# GIAN 7: Scraping

The internet provides a great source of data that can be used for research in language processing. 

We are confronted with two problems.

1. How can we get automatically download content from the internet
2. How can we parse downloaded webpages to extract exactly what we need

## 1. Automatically downloading content

Most popular websites prevent downloading by bots. Repeated access to websites is usally quickly blocked. The key to downloading content for scientific research from such websites is to do it in moderation and using your own webbrowser.

One of the ways in which you can automate your browser is [Selenium](https://www.seleniumhq.org/). In this tutorial, I will assume that you use Selenium in combination with the [Firefox](https://www.mozilla.org/en-US/firefox/download/) web browser.

### Installing Selenium

If you are using the Anaconda Navigator, you can install the Selenium package for Python from there.

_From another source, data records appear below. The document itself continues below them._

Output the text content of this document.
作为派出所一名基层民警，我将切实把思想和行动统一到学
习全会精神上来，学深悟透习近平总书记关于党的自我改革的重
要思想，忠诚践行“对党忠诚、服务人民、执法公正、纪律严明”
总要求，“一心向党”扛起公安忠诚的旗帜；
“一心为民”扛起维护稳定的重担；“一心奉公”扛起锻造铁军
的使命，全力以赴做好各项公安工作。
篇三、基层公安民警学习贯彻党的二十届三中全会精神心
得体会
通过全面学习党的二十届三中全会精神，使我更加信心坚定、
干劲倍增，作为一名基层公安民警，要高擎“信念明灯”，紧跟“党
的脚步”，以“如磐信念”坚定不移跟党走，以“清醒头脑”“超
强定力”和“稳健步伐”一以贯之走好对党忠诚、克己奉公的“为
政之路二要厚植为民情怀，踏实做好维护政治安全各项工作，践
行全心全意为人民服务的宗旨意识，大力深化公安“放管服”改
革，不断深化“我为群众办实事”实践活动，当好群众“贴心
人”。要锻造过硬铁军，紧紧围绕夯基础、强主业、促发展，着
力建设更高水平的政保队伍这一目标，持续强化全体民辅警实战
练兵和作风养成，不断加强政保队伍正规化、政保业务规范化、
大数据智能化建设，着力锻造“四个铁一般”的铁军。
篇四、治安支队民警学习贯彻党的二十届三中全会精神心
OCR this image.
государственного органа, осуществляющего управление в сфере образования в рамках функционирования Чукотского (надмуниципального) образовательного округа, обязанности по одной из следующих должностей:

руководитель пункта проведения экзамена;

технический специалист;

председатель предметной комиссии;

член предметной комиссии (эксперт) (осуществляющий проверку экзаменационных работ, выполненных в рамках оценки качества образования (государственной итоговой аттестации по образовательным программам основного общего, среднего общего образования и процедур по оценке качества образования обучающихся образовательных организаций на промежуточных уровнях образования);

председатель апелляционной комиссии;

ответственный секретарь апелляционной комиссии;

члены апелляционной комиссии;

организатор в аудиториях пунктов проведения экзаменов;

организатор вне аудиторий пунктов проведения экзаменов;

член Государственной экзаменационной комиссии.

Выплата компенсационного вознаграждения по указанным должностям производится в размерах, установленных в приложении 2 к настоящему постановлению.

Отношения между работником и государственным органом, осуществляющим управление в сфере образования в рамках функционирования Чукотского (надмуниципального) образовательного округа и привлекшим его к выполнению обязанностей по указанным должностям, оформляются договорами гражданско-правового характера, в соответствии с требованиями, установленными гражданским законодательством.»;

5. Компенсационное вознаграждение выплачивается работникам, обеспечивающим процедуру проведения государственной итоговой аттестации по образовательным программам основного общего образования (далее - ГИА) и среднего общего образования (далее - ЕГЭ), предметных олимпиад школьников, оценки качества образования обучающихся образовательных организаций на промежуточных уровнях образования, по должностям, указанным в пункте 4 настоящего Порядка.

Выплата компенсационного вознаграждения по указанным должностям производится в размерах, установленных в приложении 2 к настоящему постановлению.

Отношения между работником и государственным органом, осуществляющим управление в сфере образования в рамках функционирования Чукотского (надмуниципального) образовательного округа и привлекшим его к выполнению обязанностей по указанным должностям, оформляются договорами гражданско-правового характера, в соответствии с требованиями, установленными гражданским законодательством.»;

Alternatively, you can install it by running the command in the cell below.

In [None]:
!pip3 install selenium

You will also need to install a driver to communicate with your browser. The drivers for Firefox can be downloaded from https://github.com/mozilla/geckodriver/releases

Please note that you will need to install the driver in a directory on your *path*. Running the cell below shoul you the directories on your path.

In [None]:
!echo $PATH

In [None]:
import time
import urllib.request
import tarfile
import zipfile

The commands in the following cell:
+ downloads the current driver for Firefox (December 13, 2018) to the current directory (the same as this notebook is located in);
+ unpacks the driver if necessary.

In [None]:

## uncomment the following lines if you use macOS
# driver_url = "https://github.com/mozilla/geckodriver/releases/download/v0.23.0/geckodriver-v0.23.0-macos.tar.gz"
# driver_filename = driver_url.split("/")[-1]
# urllib.request.urlretrieve(driver_url, driver_filename)
# archive = tarfile.open(driver_filename)
# archive.extractall
# archive.close()

## uncomment the following lines if you use Windows
# driver_url = "https://github.com/mozilla/geckodriver/releases/download/v0.23.0/geckodriver-v0.23.0-win64.zip"
# driver_filename = driver_url.split("/")[-1]
# urllib.request.urlretrieve(driver_url, driver_filename)
# archive = zipfile.ZipFile(driver_filename)
# archive.extractall()
# archive.close()

## uncomment the following lines if you use Linux
# driver_url = "https://github.com/mozilla/geckodriver/releases/download/v0.23.0/geckodriver-v0.23.0-linux64.tar.gz"
# driver_filename = driver_url.split("/")[-1]
# urllib.request.urlretrieve(driver_url, driver_filename)
# archive = tarfile.open(driver_filename)
# archive.extractall()
# archive.close()

Now, you will need to manually copy the driver you downloaded to a location in your path.

### Running Selenium

We are now ready to run Selenium. We will use the [documentation for the Python Selenium API](https://selenium-python.readthedocs.io/) to learn how to use Selenium.

In [None]:
from selenium import webdriver

If all went well, the following code should launch a Firefox instance and open the frontpage of Language Log

In [None]:
browser = webdriver.Firefox()

We will try to scrap the website Language Log, which can be found at [http://languagelog.ldc.upenn.edu](). However, we don't want to overload the site, so we have placed a local copy at [http://172.20.160.50/user/sikarwar/gyan/languagelog.ldc.upenn.edu]().

In [None]:
base_url="http://172.20.160.50/user/sikarwar/gyan/languagelog.ldc.upenn.edu/index.html"

In [None]:
browser.get(base_url)

We can now write the page we scraped to a file

In [None]:
with open("language_log.html", "w", encoding="utf-8") as f_out:
    f_out.write(browser.page_source)

And use selenium to control the browser.

Let's try to expand the link showing the archives of the website

In [None]:
browser.find_element_by_link_text("[+/–]").click()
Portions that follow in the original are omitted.